The readers eyes are shared with Roth, son of a TV executive who’s helicoptered into Manhattan to accompany the Nobel Prize winning Viktor Ferguson, complete arse. The situation immediately fouls up, and Roth is left stranded with the station’s equipment. He discovers day to day life in Manhattan, the DMZ, is at variance with the propaganda he’s absorbed, and begins delivering on the ground segments for broadcast.
Over the course of the book, noted as roughly a year, Roth grows as both a journalist and a resident, becoming more savvy overall. Initially scared out of his wits, a growing appreciation of his work permits him access eluding others, and he’s also aware enough to question the sudden generosity of his network employers, although couldn’t have foreseen the situation that develops in this book’s strongest story ‘Body of a Journalist’. Wood had dropped early into a repetitive pattern and until that point the series appeared to be going nowhere.

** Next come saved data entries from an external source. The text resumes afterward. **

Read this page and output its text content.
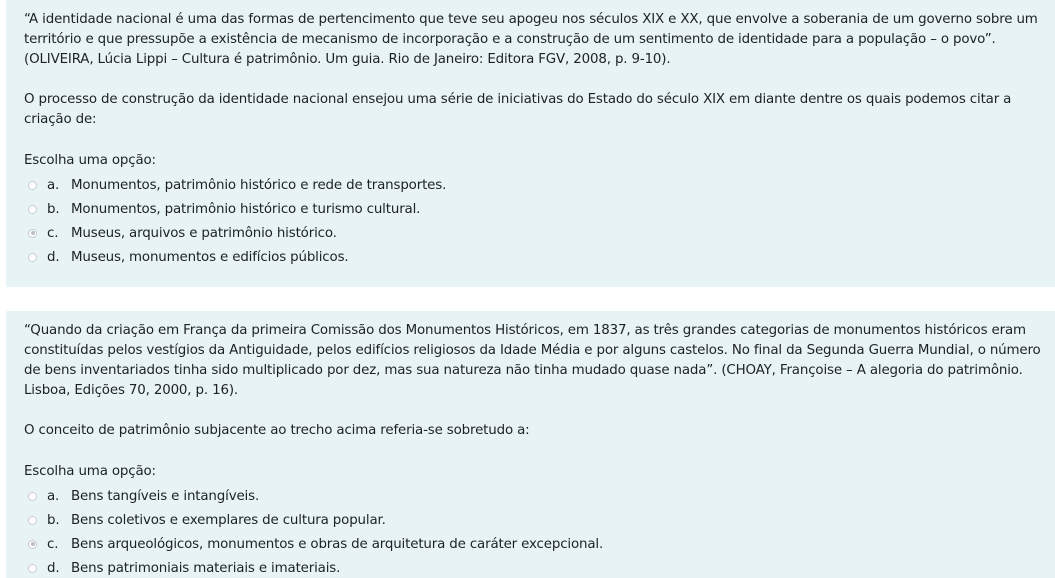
“A identidade nacional é uma das formas de pertencimento que teve seu apogeu nos séculos XIX e XX, que envolve a soberania de um governo sobre um território e que pressupõe a existência de mecanismo de incorporação e a construção de um sentimento de identidade para a população – o povo”. (OLIVEIRA, Lúcia Lippi – Cultura é patrimônio. Um guia. Rio de Janeiro: Editora FGV, 2008, p. 9-10).

O processo de construção da identidade nacional ensejou uma série de iniciativas do Estado do século XIX em diante dentre os quais podemos citar a criação de:

Escolha uma opção:
a. Monumentos, patrimônio histórico e rede de transportes.
b. Monumentos, patrimônio histórico e turismo cultural.
c. Museus, arquivos e patrimônio histórico.
d. Museus, monumentos e edifícios públicos.

“Quando da criação em França da primeira Comissão dos Monumentos Históricos, em 1837, as três grandes categorias de monumentos históricos eram constituídas pelos vestígios da Antiguidade, pelos edifícios religiosos da Idade Média e por alguns castelos. No final da Segunda Guerra Mundial, o número de bens inventariados tinha sido multiplicado por dez, mas sua natureza não tinha mudado quase nada”. (CHOAY, Françoise – A alegoria do patrimônio. Lisboa, Edições 70, 2000, p. 16).

O conceito de patrimônio subjacente ao trecho acima referia-se sobretudo a:

Escolha uma opção:
a. Bens tangíveis e intangíveis.
b. Bens coletivos e exemplares de cultura popular.
c. Bens arqueológicos, monumentos e obras de arquitetura de caráter excepcional.
d. Bens patrimoniais materiais e imateriais.
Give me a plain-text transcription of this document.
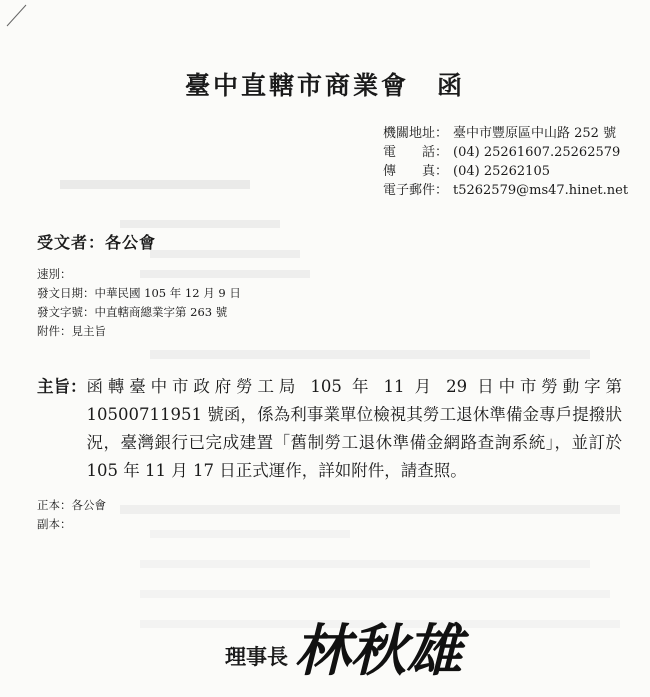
臺中直轄市商業會　函
機關地址： 臺中市豐原區中山路 252 號
電　　話： (04) 25261607.25262579
傳　　真： (04) 25262105
電子郵件： t5262579@ms47.hinet.net
受文者：各公會
速別：
發文日期： 中華民國 105 年 12 月 9 日
發文字號： 中直轄商總業字第 263 號
附件： 見主旨
主旨： 函轉臺中市政府勞工局 105 年 11 月 29 日中市勞動字第 10500711951 號函，係為利事業單位檢視其勞工退休準備金專戶提撥狀況，臺灣銀行已完成建置「舊制勞工退休準備金網路查詢系統」，並訂於 105 年 11 月 17 日正式運作，詳如附件，請查照。
正本：各公會
副本：
理事長 林秋雄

Wood initially contributed pages of art as well, but these diminish as the book progresses, which is just as well because Riccardo Burchielli is the man for the job of depicting the perma-tagged urban decay and danger that haunts Roth’s steps. His spiky characters and grubby locales rapidly characterise the series, and this hardback includes a phenomenal sketch and interview section.
The longer stories are split by self-contained chapters. Wood’s still finding his way, and they lack the passion of the longer story arcs, a problem never really solved throughout the run, although the magazine format of Roth’s guide to Manhattan and its inhabitants offers a few hints as to future stories.